Skeletal muscle is degraded by both endurance and strength exercises. Intuitively, it seems that athletes of both kinds, for example runners and powerlifters, may need extra protein to compensate for the demands of exercise-- a lot of research supports this notion. After endurance or resistance training, the exerciser may require a protein intake that is up to two times the RDA value to maximize skeletal muscle mass and achieve peak performance. The following are the protein recommendations (in grams of protein per each lb or kg of body weight) that may be appropriate for different types of exercisers:

A recreational exerciser: 0.5-0.7 g/lb (1.1-1.54g/kg)

An endurance athlete: 0.5-0.8 g/lb (1.1-1.76g/kg)

A strength training athlete: 0.5-0.8 g/lb (1.1-1.76g/kg)

An athlete restricting calories: 0.8-0.9 g/lb (1.76g/kg-1.98g/kg)

For example, the RDA for a 180 pound strength-trained athletes is about 65g/day. A dietary protein intake of 65g/day may be acheived by eating about 8 oz of boneless/skinless chicken breast, for example. On the other hand, both endurance and strength athletes weighting about 180 lb (~82 kg) may require between 90g/day and 144g/day of daily protein. The 90g/day to 144g/day protein recommendation may be met by eating between 11 oz and 18 oz of chicken breast or about four to seven 1-oz scoops of whey protein. In order to maintain skeletal muscle, up to 0.9g of protein per pound of body weight may be beneficial for an athletic individual consuming a reduced-calorie diet. Given that gymnasts, rowers, wrestlers, bodybuilders, powerlifters often utilize lower-calorie meal plans, a higher protein diet may be valuable for these indivuals.

Though protein is recognized for its role in maintaining and repairing skeletal muscle tissue,some amino acids may also influence metabolic processes.
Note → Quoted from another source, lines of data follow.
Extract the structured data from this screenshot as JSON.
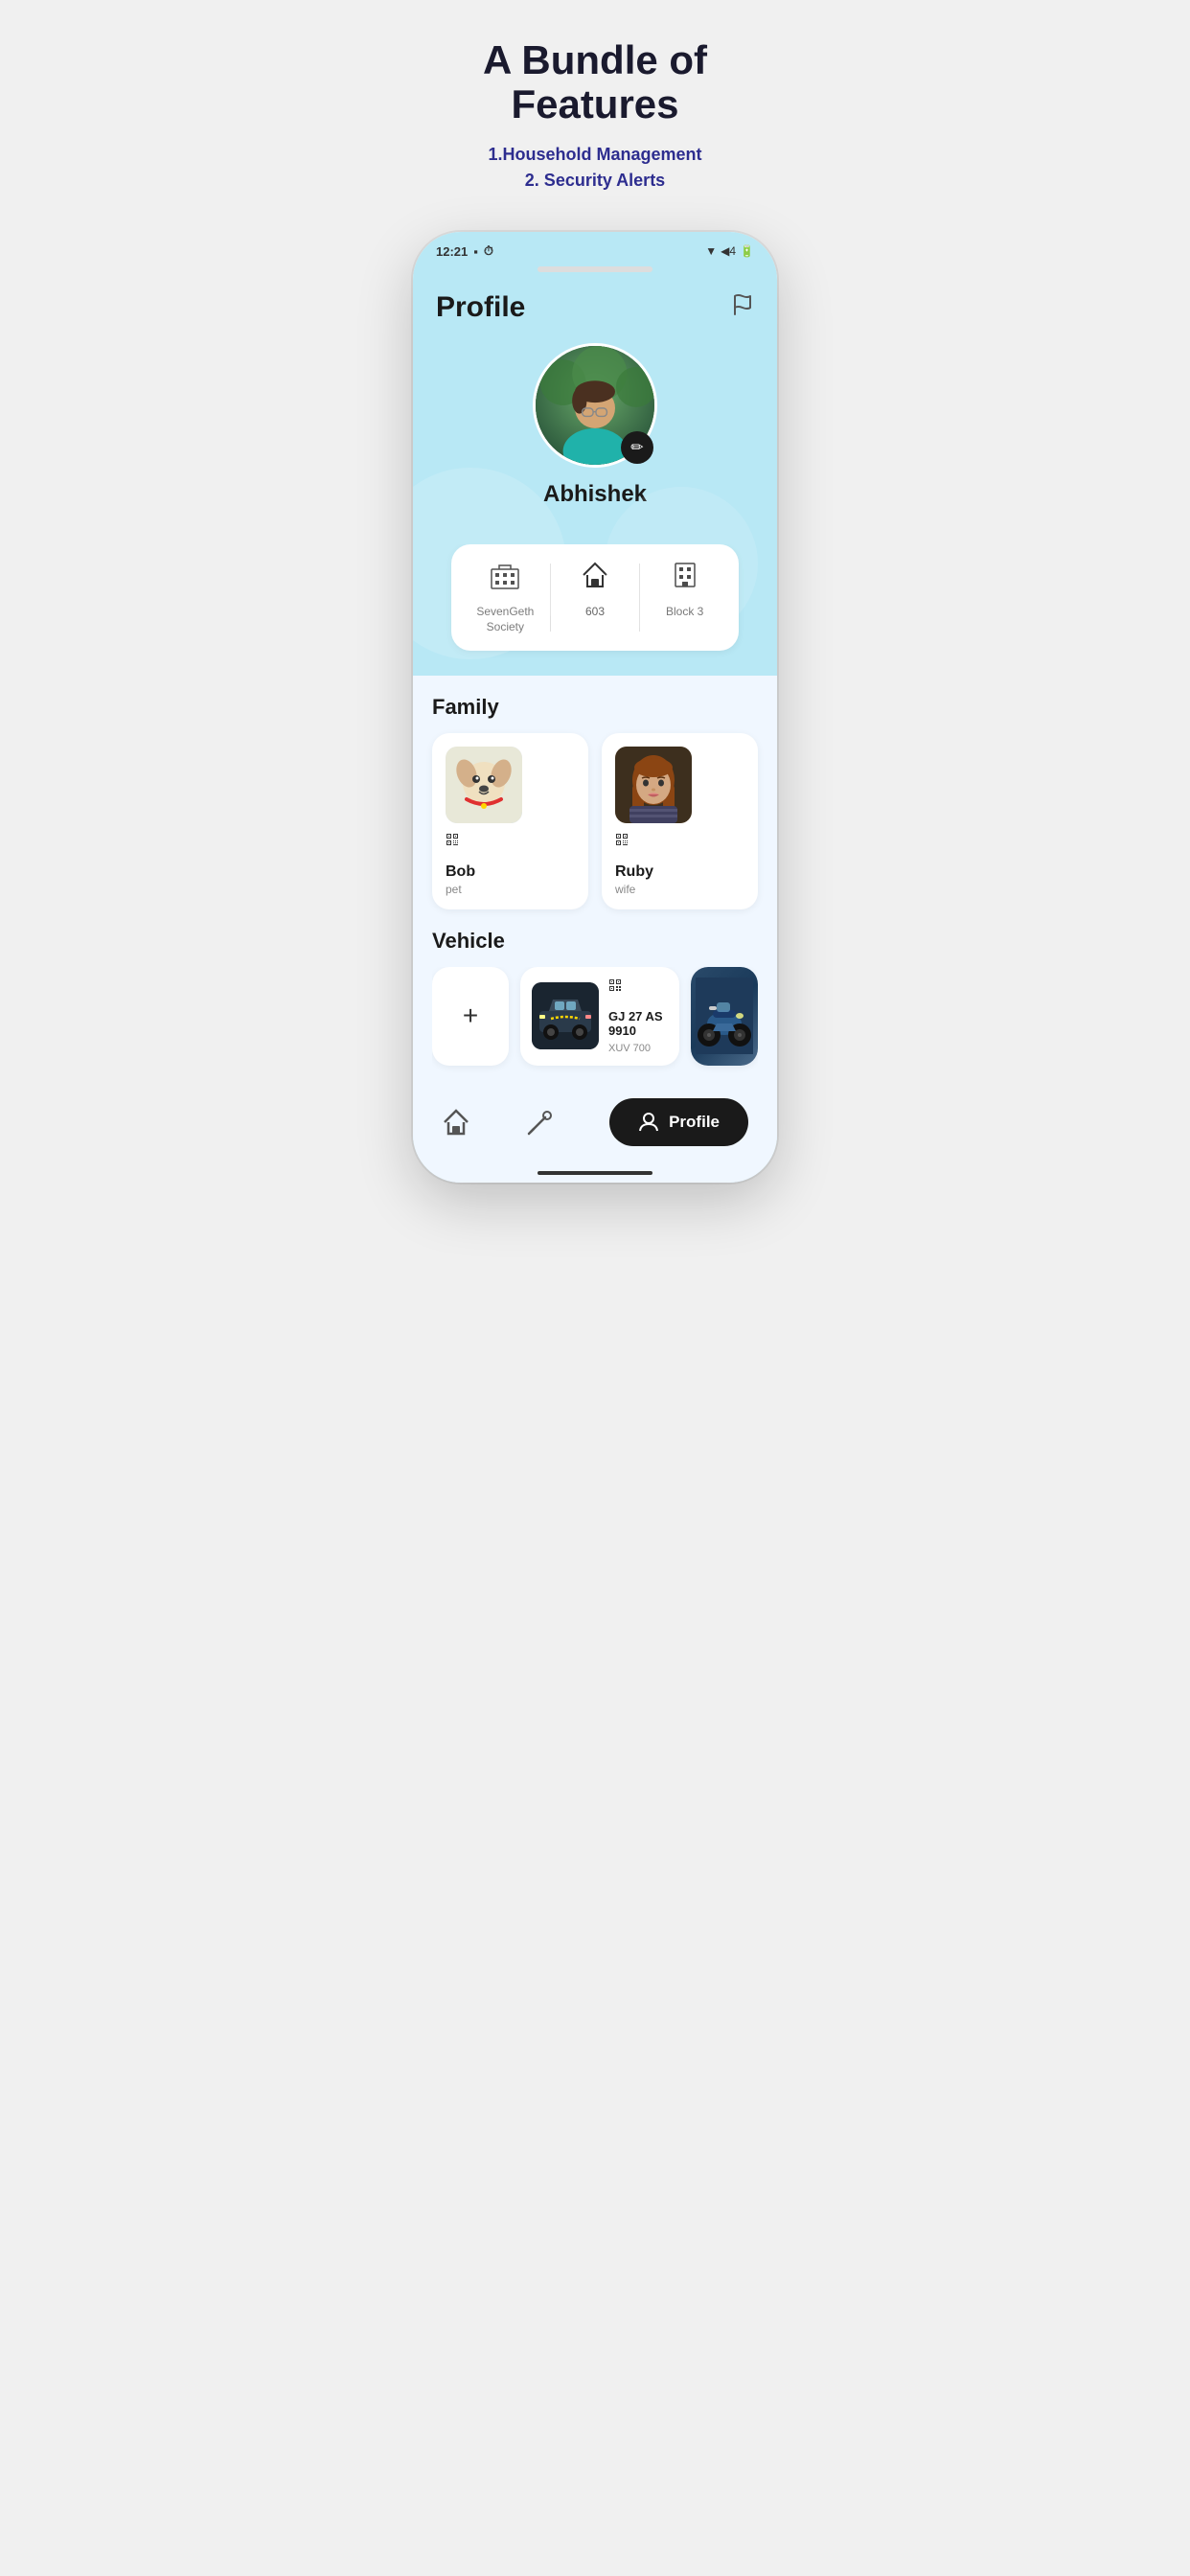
{
  "header": {
    "title": "A Bundle of Features",
    "subtitle_line1": "1.Household Management",
    "subtitle_line2": "2. Security Alerts"
  },
  "status_bar": {
    "time": "12:21",
    "wifi": "▲4",
    "battery": "🔋"
  },
  "app": {
    "title": "Profile",
    "user_name": "Abhishek",
    "flag_label": "flag",
    "edit_label": "edit",
    "info": [
      {
        "icon": "🏢",
        "label": "SevenGeth\nSociety"
      },
      {
        "icon": "🏠",
        "label": "603"
      },
      {
        "icon": "🏗",
        "label": "Block 3"
      }
    ],
    "family_section": {
      "title": "Family",
      "members": [
        {
          "name": "Bob",
          "role": "pet",
          "emoji": "🐶"
        },
        {
          "name": "Ruby",
          "role": "wife",
          "emoji": "👩"
        }
      ]
    },
    "vehicle_section": {
      "title": "Vehicle",
      "add_label": "+",
      "vehicles": [
        {
          "plate": "GJ 27 AS\n9910",
          "model": "XUV 700",
          "emoji": "🚙"
        },
        {
          "model": "scooter",
          "emoji": "🛵"
        }
      ]
    },
    "bottom_nav": {
      "home_label": "home",
      "tools_label": "tools",
      "profile_label": "Profile"
    }
  }
}
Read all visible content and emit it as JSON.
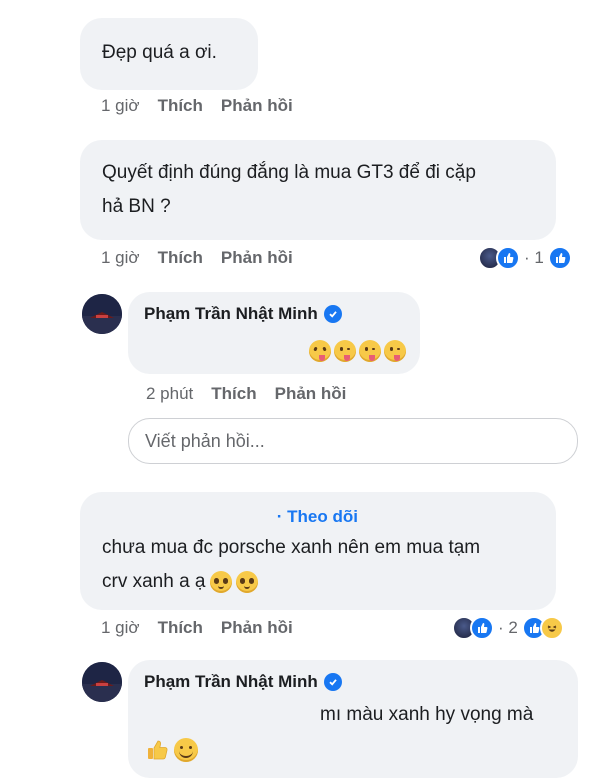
{
  "comments": [
    {
      "text": "Đẹp quá a ơi.",
      "time": "1 giờ",
      "like_label": "Thích",
      "reply_label": "Phản hồi"
    },
    {
      "text_line1": "Quyết định đúng đắng là mua GT3 để đi cặp",
      "text_line2": "hả BN ?",
      "time": "1 giờ",
      "like_label": "Thích",
      "reply_label": "Phản hồi",
      "reaction_count": "· 1"
    },
    {
      "author": "Phạm Trần Nhật Minh",
      "emojis": [
        "squinting-tongue-emoji",
        "winking-tongue-emoji",
        "winking-tongue-emoji",
        "winking-tongue-emoji"
      ],
      "time": "2 phút",
      "like_label": "Thích",
      "reply_label": "Phản hồi"
    },
    {
      "follow_label": "· Theo dõi",
      "text_line1": "chưa mua đc porsche xanh nên em mua tạm",
      "text_line2": "crv xanh a ạ",
      "emojis": [
        "pleading-face-emoji",
        "pleading-face-emoji"
      ],
      "time": "1 giờ",
      "like_label": "Thích",
      "reply_label": "Phản hồi",
      "reaction_count": "· 2"
    },
    {
      "author": "Phạm Trần Nhật Minh",
      "text": "mı màu xanh hy vọng mà",
      "emojis": [
        "thumbs-up-emoji",
        "smiling-face-emoji"
      ]
    }
  ],
  "reply_input": {
    "placeholder": "Viết phản hồi..."
  },
  "colors": {
    "bubble": "#f0f2f5",
    "accent": "#1877f2",
    "meta": "#65676b"
  }
}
For example, research performed by DK Layman and his colleagues demonstrates that the essential branched chain amino acid leucine, plentiful in whey protein, signals structural protein synthesis. Leucine appears to “turn on” the muscle-building machinery in the body, in addition fueling muscle during exercise and serving as a structural component of muscle.

The overall amount of protein is important, but the quality of dietary protein is also of consequence. High-quality or “complete” dietarty proteins are usually extracted from animal sources. Most vegetable proteins, like those coming from beans, grains and nuts, do not contain all of the needed parts and must be carefully “complemented” to be complete. Furthermore, plant proteins are generally low in signaling proteins, like leucine. If you are a vegetarian, soy is a good source of plant-based protein. Also, this chart is a helpful guide for meal-planning with the use of complementary proteins.

In conclusion, both competitive and recreational exercisers may benefit from dietary protein intake that is up to two times greater than the RDA. High quality dietary proteins include lean meat, low-fat dairy, polutry, eggs and whey powder.